Aku? Untuk mencapai sampai di sini banyak sekali kerikil yang menjadi penghalangku, jalan yang berliku tak henti-hentinya menghampiriku. Tapi apa yang lebih membahagialan daripada hobi yang dibayar sekaligus bisa berguna untuk bangsa tercinta? Bersyukur adalah jalan satu-satunya agar seberapa pun hasil bisa memuaskan.
"Ta, Nin, kalian masih inget Pak Davin?" Tanyaku ragu. Inta dan Ninda saling pandang, kaget. Ada raut tak suka pada wajah mereka.
"Kamu masih belum move on, Fir?" Kata mereka berbarengan. Gantian aku yang kaget mendengarnya.
"Bukan, bukan gitu. Kalian tahu, sekarang aku lumayan deket sama keluarganya?"
"Apa!" Lagi-lagi mereka mengucapnya bersamaan.

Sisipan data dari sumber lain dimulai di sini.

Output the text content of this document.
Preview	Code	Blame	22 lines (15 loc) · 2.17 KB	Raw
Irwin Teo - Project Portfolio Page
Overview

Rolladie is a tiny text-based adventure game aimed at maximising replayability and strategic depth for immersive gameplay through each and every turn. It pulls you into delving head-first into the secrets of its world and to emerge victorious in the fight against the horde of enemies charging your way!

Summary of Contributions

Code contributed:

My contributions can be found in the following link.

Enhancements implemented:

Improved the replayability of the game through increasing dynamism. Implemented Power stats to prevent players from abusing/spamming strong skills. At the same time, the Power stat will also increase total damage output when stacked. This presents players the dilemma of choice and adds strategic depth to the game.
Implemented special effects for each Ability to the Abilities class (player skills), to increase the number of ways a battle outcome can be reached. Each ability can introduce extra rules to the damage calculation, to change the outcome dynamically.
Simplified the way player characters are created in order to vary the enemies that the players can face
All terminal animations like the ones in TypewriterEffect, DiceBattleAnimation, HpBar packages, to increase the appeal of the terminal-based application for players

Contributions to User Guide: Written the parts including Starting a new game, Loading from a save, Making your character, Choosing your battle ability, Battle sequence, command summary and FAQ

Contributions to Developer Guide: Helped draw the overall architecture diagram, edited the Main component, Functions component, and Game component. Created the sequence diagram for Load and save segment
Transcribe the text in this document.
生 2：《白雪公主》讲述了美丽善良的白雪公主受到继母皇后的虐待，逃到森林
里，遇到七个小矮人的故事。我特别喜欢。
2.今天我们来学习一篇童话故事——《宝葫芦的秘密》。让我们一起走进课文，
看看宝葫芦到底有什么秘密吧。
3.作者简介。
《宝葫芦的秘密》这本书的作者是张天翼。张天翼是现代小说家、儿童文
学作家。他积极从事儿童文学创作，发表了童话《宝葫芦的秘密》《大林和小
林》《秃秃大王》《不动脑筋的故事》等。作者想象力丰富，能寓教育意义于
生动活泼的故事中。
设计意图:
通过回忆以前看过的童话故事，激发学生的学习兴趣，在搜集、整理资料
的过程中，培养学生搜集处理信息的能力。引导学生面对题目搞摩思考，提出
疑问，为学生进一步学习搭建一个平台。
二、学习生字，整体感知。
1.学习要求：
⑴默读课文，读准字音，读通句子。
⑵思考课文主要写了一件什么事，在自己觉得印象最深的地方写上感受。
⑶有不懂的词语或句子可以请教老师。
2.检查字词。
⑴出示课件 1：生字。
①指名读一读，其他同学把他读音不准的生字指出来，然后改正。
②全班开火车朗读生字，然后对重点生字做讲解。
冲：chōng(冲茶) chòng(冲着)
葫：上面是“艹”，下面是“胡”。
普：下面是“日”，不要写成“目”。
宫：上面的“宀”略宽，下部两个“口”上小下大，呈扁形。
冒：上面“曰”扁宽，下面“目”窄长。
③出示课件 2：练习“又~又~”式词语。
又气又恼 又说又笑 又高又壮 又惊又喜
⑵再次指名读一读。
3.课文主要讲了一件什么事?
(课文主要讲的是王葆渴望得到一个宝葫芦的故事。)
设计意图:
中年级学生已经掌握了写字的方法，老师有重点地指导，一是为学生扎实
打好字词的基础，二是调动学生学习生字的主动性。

Aku menceritakan semua kisahku pada mereka, sejak awal bertemu adik Pak Davin, Pak Arfan, sampai kabar dari ibuku bahwa Pak Davin pernah melamarku saat wisuda dulu.
Sudah kuprediksi dari awal, mereka tak mungkin bisa biasa saja mendengar ini. Aku saja yang mengalaminya masih terheran-heran.